TLDR
- U.S. money market funds now hold over $7 trillion in assets, reaching an all-time high as investors seek safe returns around 5% on short-term securities.
- Analysts suggest that when the Federal Reserve cuts interest rates, some of this cash could flow into cryptocurrencies like Bitcoin and XRP.
- Money market fund assets increased by $52.37 billion to $7.26 trillion in early September 2025, with retail funds at $2.96 trillion and institutional funds at $4.29 trillion.
- The rotation of cash into riskier assets depends on the broader economic environment, as investors may stay cautious if rate cuts occur during economic uncertainty.
- Historical patterns show that large money market buildups have preceded movements into stocks, bonds, and emerging sectors when market conditions improve.
U.S. money market funds now hold over $7 trillion in assets. This represents an all-time high for these investment vehicles.

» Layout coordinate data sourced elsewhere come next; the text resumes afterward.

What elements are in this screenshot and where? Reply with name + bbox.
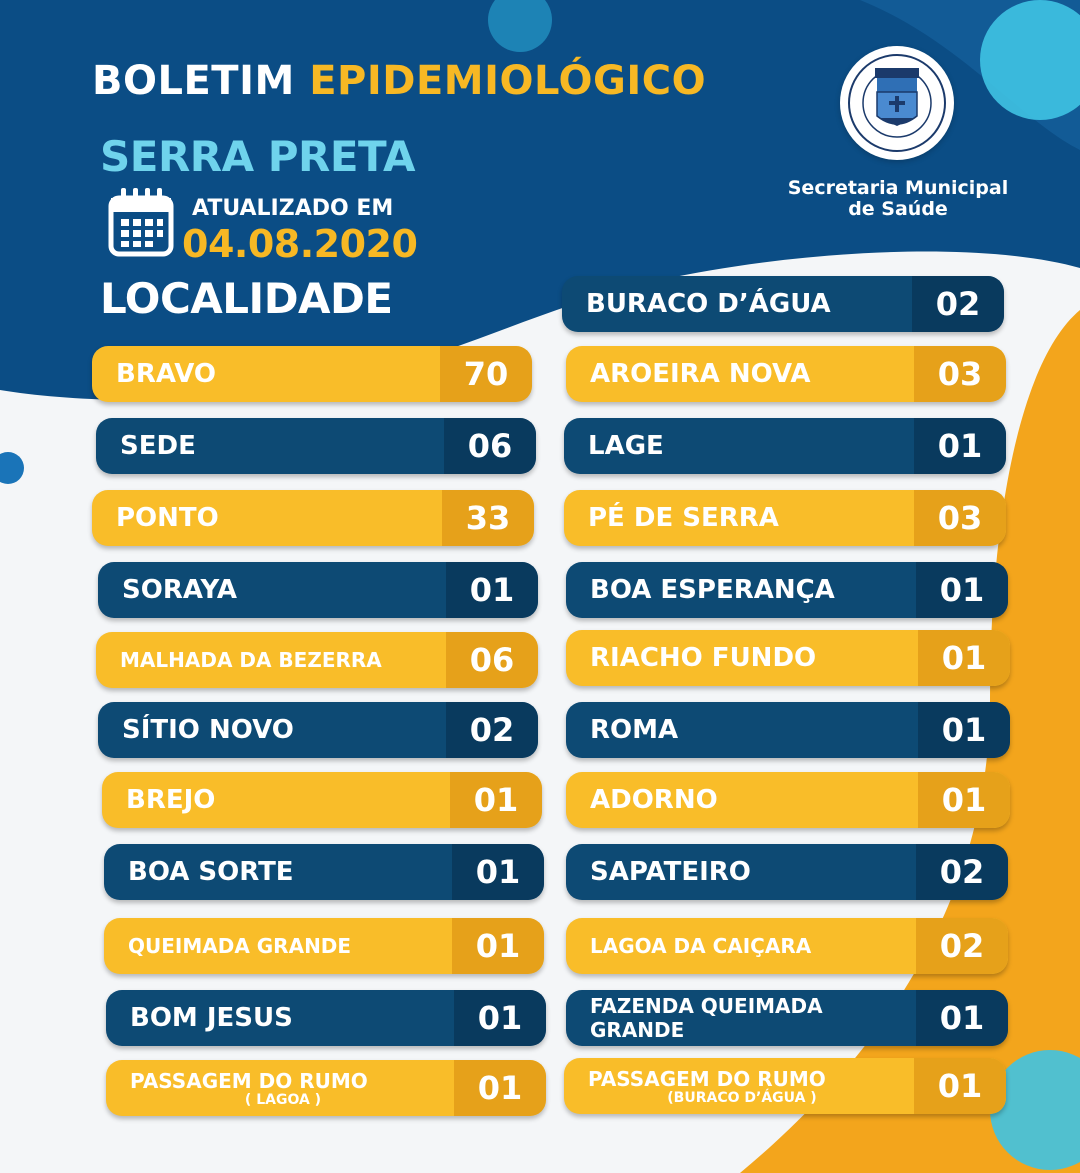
locality-count: 01 (918, 702, 1010, 758)
locality-row: BOA SORTE 01 (104, 844, 544, 900)
locality-name: RIACHO FUNDO (590, 643, 817, 673)
locality-row: PONTO 33 (92, 490, 534, 546)
secretaria-line1: Secretaria Municipal (787, 177, 1009, 199)
locality-name: MALHADA DA BEZERRA (120, 648, 382, 672)
locality-count: 02 (916, 844, 1008, 900)
locality-row: SÍTIO NOVO 02 (98, 702, 538, 758)
locality-name: ROMA (590, 715, 679, 745)
city-name: SERRA PRETA (100, 132, 415, 181)
locality-count: 70 (440, 346, 532, 402)
locality-name: PASSAGEM DO RUMO (BURACO D’ÁGUA ) (588, 1058, 906, 1114)
title-part2: EPIDEMIOLÓGICO (309, 58, 707, 104)
locality-row: ADORNO 01 (566, 772, 1010, 828)
locality-count: 01 (918, 630, 1010, 686)
locality-name-line1: FAZENDA QUEIMADA (590, 994, 823, 1018)
locality-count: 01 (452, 918, 544, 974)
locality-name: FAZENDA QUEIMADA GRANDE (590, 990, 908, 1046)
locality-count: 06 (446, 632, 538, 688)
locality-name: SORAYA (122, 575, 237, 605)
updated-label: ATUALIZADO EM (192, 196, 394, 221)
locality-row: SAPATEIRO 02 (566, 844, 1008, 900)
municipal-seal-logo (840, 46, 954, 160)
locality-row: MALHADA DA BEZERRA 06 (96, 632, 538, 688)
locality-count: 01 (914, 418, 1006, 474)
locality-count: 01 (916, 990, 1008, 1046)
locality-count: 01 (452, 844, 544, 900)
locality-name: BURACO D’ÁGUA (586, 289, 831, 319)
locality-name: LAGE (588, 431, 664, 461)
locality-name: BOA SORTE (128, 857, 294, 887)
locality-name-sub: (BURACO D’ÁGUA ) (667, 1089, 817, 1106)
locality-count: 01 (446, 562, 538, 618)
locality-name: SEDE (120, 431, 196, 461)
locality-count: 01 (454, 990, 546, 1046)
locality-row: PASSAGEM DO RUMO (BURACO D’ÁGUA ) 01 (564, 1058, 1006, 1114)
bulletin-title: BOLETIM EPIDEMIOLÓGICO (92, 58, 706, 104)
locality-count: 01 (916, 562, 1008, 618)
locality-row: SEDE 06 (96, 418, 536, 474)
locality-row: SORAYA 01 (98, 562, 538, 618)
locality-row: RIACHO FUNDO 01 (566, 630, 1010, 686)
locality-count: 03 (914, 490, 1006, 546)
locality-count: 03 (914, 346, 1006, 402)
locality-row: PASSAGEM DO RUMO ( LAGOA ) 01 (106, 1060, 546, 1116)
locality-name: AROEIRA NOVA (590, 359, 811, 389)
locality-row: BOM JESUS 01 (106, 990, 546, 1046)
locality-name: ADORNO (590, 785, 718, 815)
locality-count: 06 (444, 418, 536, 474)
locality-row: LAGE 01 (564, 418, 1006, 474)
locality-row: BRAVO 70 (92, 346, 532, 402)
updated-date: 04.08.2020 (182, 222, 418, 266)
locality-count: 02 (912, 276, 1004, 332)
secretaria-line2: de Saúde (848, 198, 948, 220)
locality-count: 01 (918, 772, 1010, 828)
locality-count: 01 (450, 772, 542, 828)
title-part1: BOLETIM (92, 58, 295, 104)
locality-name-main: PASSAGEM DO RUMO (588, 1066, 826, 1091)
locality-row: BURACO D’ÁGUA 02 (562, 276, 1004, 332)
locality-name: SAPATEIRO (590, 857, 751, 887)
locality-name: SÍTIO NOVO (122, 715, 294, 745)
locality-row: QUEIMADA GRANDE 01 (104, 918, 544, 974)
locality-count: 02 (916, 918, 1008, 974)
locality-name: LAGOA DA CAIÇARA (590, 934, 812, 958)
locality-name: BOA ESPERANÇA (590, 575, 835, 605)
locality-count: 33 (442, 490, 534, 546)
section-heading: LOCALIDADE (100, 274, 393, 323)
locality-count: 01 (454, 1060, 546, 1116)
locality-row: BREJO 01 (102, 772, 542, 828)
locality-count: 02 (446, 702, 538, 758)
secretaria-label: Secretaria Municipal de Saúde (770, 178, 1026, 220)
locality-name-main: PASSAGEM DO RUMO (130, 1068, 368, 1093)
locality-name: PONTO (116, 503, 219, 533)
locality-name: PÉ DE SERRA (588, 503, 779, 533)
locality-name-sub: ( LAGOA ) (244, 1091, 322, 1108)
locality-row: ROMA 01 (566, 702, 1010, 758)
locality-count: 01 (914, 1058, 1006, 1114)
locality-name: PASSAGEM DO RUMO ( LAGOA ) (130, 1060, 446, 1116)
locality-row: BOA ESPERANÇA 01 (566, 562, 1008, 618)
locality-row: PÉ DE SERRA 03 (564, 490, 1006, 546)
calendar-icon (108, 188, 174, 257)
locality-name: BRAVO (116, 359, 216, 389)
locality-row: AROEIRA NOVA 03 (566, 346, 1006, 402)
locality-row: LAGOA DA CAIÇARA 02 (566, 918, 1008, 974)
locality-name: BOM JESUS (130, 1003, 293, 1033)
locality-name-line2: GRANDE (590, 1018, 685, 1042)
locality-name: BREJO (126, 785, 216, 815)
locality-name: QUEIMADA GRANDE (128, 934, 352, 958)
locality-row: FAZENDA QUEIMADA GRANDE 01 (566, 990, 1008, 1046)
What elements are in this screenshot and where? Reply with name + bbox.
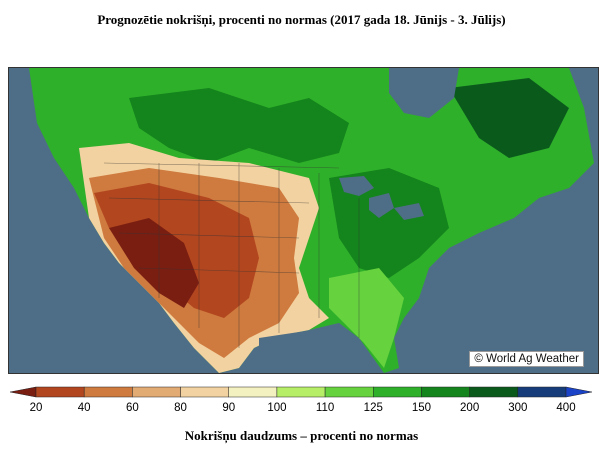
credit-label: © World Ag Weather	[469, 351, 584, 367]
legend-tick-label: 80	[174, 402, 187, 414]
map-title: Prognozētie nokrišņi, procenti no normas…	[97, 12, 506, 27]
legend-swatch	[421, 386, 470, 398]
boundary-lines	[103, 162, 360, 348]
legend-tick-label: 60	[126, 402, 139, 414]
legend-tick-label: 125	[364, 402, 383, 414]
legend-tick-label: 100	[267, 402, 286, 414]
legend-tick-label: 20	[30, 402, 43, 414]
hudson-bay	[389, 68, 459, 118]
very-dry-southwest	[109, 218, 199, 308]
legend-tick-label: 40	[78, 402, 91, 414]
legend-tick-label: 150	[412, 402, 431, 414]
legend-tick-label: 90	[222, 402, 235, 414]
legend-caption: Nokrišņu daudzums – procenti no normas	[184, 428, 419, 443]
legend-arrow-high	[565, 386, 593, 398]
legend-swatch	[180, 386, 229, 398]
color-legend: 2040608090100110125150200300400600	[9, 385, 593, 415]
precipitation-map: © World Ag Weather	[8, 67, 599, 374]
legend-swatch	[228, 386, 278, 398]
legend-swatch	[517, 386, 567, 398]
map-canvas	[9, 68, 598, 373]
legend-swatch	[469, 386, 519, 398]
legend-swatch	[35, 386, 85, 398]
legend-tick-label: 400	[556, 402, 575, 414]
legend-swatch	[324, 386, 374, 398]
legend-arrow-low	[9, 386, 37, 398]
gulf-of-mexico	[259, 326, 359, 373]
wet-region-southeast	[329, 268, 404, 368]
wet-region-quebec	[449, 78, 569, 158]
legend-tick-label: 300	[508, 402, 527, 414]
legend-swatch	[83, 386, 133, 398]
legend-swatch	[132, 386, 181, 398]
legend-swatch	[276, 386, 326, 398]
legend-bar: 2040608090100110125150200300400600	[9, 386, 593, 414]
legend-swatch	[373, 386, 422, 398]
legend-tick-label: 110	[316, 402, 334, 414]
legend-tick-label: 200	[460, 402, 479, 414]
wet-region-canada	[129, 88, 349, 163]
great-lakes	[339, 176, 424, 220]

Data from the Federal Reserve’s FRED database shows the steady climb since 2022. Investors have been moving cash into money market funds to capture yields around 5% on short-term Treasury securities.
$7.4 trillion in money market funds
With more rate cuts to come, this capital will leak into risk assets pic.twitter.com/IFjAvOjSaH
— Quinten | 048.eth (@QuintenFrancois) October 26, 2025
The Investment Company Institute reported that total money market fund assets increased by $52.37 billion to $7.26 trillion for the week ended September 3, 2025. Retail money market funds increased by $18.90 billion to $2.96 trillion.
Institutional funds rose by $33.47 billion to $4.29 trillion. The ICI reports these figures to the Federal Reserve weekly.
Money market funds initially attracted investors during the coronavirus crisis in early 2020. They continued to draw cash during the Federal Reserve’s rate hike cycle as yields increased.
Inflows remained strong even after the Fed began cutting rates from 5.25% to 4.25% late last year. Some analysts now believe further rate cuts could push this capital into other assets.
David Duong, Institutional Head of Research at Coinbase, stated that over $7 trillion in money market funds represents retail money. He told CoinDesk that as rate cuts continue, this retail cash flow could enter equities and cryptocurrencies.
The Federal Reserve is expected to lower its target rate by at least 25 basis points at its next meeting. Some market participants are anticipating a 50 basis point reduction according to the CME’s FedWatch tool.
The Case for Crypto Rotation
Analyst Steph is crypto highlighted that this money could flow into digital assets like XRP when the Fed pivots to easier monetary policy. Historical patterns show that large money market buildups have preceded rotations into stocks, bonds, and emerging sectors.
š„BREAKING:
OVERĀ $7 TRILLIONĀ IS NOW SITTING IN U.S. MONEY MARKET FUNDS.
THIS MONEY WILL FLOW INTO CRYPTO & $XRP SOON! pic.twitter.com/UTFgKVW53k
— STEPH IS CRYPTO (@Steph_iscrypto) October 25, 2025
Even a small fraction of the $7 trillion moving toward cryptocurrencies could impact valuations. Established tokens like Bitcoin and XRP could benefit from such capital flows.
Jack Ablin, Chief Investment Strategist at Cresset, told Boutique Family Office & Private Wealth Management that rate cuts could redirect money market flows. He explained that if yields drop from 4.5% to 4.25% or 4%, more investors might redeploy cash into stocks.
Economic Conditions Will Determine Capital Flow
The rotation from money markets to riskier assets is not guaranteed. The broader economic environment will determine how investors redeploy their funds.
If rate cuts occur during an economic slowdown or heightened uncertainty, investors may keep money in these funds. Money market funds offer stable returns and immediate cash access.
Pseudonymous observer EndGame Macro noted that record money market investment could signal impending economic challenges. Large buildups occurred after the dot-com bust, the global financial crisis, and in 2020-21 when rates were low.
EndGame Macro stated on X that as rates decline, money typically moves first to Treasury notes and then to riskier assets. The size of the Fed’s rate cut will influence the speed of rotation.
A cautious 25 basis point cut would allow money funds to decrease gradually. A 50 basis point cut could accelerate the shift, pushing cash into Treasuries first and then into risk assets.
Regulatory factors and investor caution could also keep capital parked in money markets longer than expected. Recession fears remain a concern for many investors.
The Federal Reserve’s actions in the coming months will be critical. Rate decisions will determine whether this cash pile moves into cryptocurrencies and other assets or remains in money market funds.